За эту длинную ночь Иван проклял и возненавидел Любаву. Был твердо уверен, что проклял и возненавидел навсегда. Но уже через полгода понял, что ничего в его отношении к ней не изменилось. Все осталось по-прежнему, как и было. Не забылись ни руки ее, ни губы, ни то, как целовались они на многолюдном перроне перед самым отходом поезда, который должен был увезти его на два года. Они стояли прямо под фонарем, на них падал яркий свет, и Иван видел в Любавиных глазах отражение этого света и свое уменьшенное до крохотных размеров лицо. Потом он не раз думал, что лицо Любавы отражалось в его глазах. Они как бы передоверили себя друг другу. И в таком перекрестье виделся ему большой смысл, обещание. Вырвать это из памяти Иван не мог. Его снова тянуло к Любаве, и только гордость не позволяла при редких, случайных встречах подойти к ней, заговорить, спросить: как же так, что случилось? Иногда он спохватывался и удивлялся – куда же делась его ненависть, которую он испытывал в ту ночь, когда сидел на крыльце и слушал, как шумит свадьба, куда она бесследно пропала? Однажды рассказал матери и тоже спросил: куда? Мать погладила его по голове, как маленького, и заплакала.

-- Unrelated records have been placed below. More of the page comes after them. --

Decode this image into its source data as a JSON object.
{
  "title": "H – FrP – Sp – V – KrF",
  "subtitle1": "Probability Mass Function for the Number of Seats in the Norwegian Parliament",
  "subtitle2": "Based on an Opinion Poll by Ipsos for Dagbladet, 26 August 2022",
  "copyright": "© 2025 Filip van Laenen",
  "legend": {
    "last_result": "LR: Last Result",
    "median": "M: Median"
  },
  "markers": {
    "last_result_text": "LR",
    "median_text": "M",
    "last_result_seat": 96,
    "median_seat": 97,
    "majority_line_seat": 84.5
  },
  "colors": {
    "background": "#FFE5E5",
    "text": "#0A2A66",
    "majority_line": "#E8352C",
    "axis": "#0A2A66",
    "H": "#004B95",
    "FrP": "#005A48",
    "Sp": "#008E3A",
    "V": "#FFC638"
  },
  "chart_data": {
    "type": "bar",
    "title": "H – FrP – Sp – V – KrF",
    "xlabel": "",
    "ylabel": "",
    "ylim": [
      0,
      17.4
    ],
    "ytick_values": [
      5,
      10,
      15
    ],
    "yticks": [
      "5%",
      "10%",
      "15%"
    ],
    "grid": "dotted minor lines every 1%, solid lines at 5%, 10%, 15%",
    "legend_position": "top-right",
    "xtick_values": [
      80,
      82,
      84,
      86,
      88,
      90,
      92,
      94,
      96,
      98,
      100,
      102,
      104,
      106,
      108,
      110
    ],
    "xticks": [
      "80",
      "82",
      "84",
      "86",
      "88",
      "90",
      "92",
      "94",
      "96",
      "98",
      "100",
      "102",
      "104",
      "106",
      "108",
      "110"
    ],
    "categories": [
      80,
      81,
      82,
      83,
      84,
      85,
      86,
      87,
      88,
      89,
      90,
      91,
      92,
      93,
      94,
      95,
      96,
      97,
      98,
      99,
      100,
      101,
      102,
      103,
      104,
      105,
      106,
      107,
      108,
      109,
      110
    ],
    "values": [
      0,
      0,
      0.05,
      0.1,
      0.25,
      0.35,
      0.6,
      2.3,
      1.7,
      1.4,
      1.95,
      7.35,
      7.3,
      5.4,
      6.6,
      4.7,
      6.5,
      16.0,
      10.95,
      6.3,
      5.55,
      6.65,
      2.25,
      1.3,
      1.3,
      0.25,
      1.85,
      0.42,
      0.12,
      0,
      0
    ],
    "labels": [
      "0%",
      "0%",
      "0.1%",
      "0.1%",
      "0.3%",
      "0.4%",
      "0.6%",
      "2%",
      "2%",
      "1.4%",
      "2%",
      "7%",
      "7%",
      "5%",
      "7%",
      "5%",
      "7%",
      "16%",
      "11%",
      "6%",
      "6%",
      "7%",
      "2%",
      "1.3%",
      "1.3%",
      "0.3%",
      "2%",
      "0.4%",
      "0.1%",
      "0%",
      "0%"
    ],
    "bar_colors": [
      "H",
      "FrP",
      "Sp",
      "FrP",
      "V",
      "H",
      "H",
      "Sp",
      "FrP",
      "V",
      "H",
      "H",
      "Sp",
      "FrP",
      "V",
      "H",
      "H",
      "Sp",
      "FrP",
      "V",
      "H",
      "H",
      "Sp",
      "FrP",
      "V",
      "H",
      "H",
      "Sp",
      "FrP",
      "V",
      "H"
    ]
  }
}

– Любовь это, сынок, она умеет забывать. Такая вот горькая тебе досталась.

Жизнь шла своим чередом.

Иван душил себя работой, вгонял себя в нее, чтобы избавиться от одних и тех же неотступных мыслей. Его заметили, стали вызывать на разные совещания, вручать премии. Иван решил, что свою рану он сможет залечить славой, и от славы у него на некоторое время даже закружилась голова. Но кружилась она недолго. Что бы ни делал, о чем бы ни думал, рядом незримо всегда стояла Любава. Стояла и не собиралась уходить.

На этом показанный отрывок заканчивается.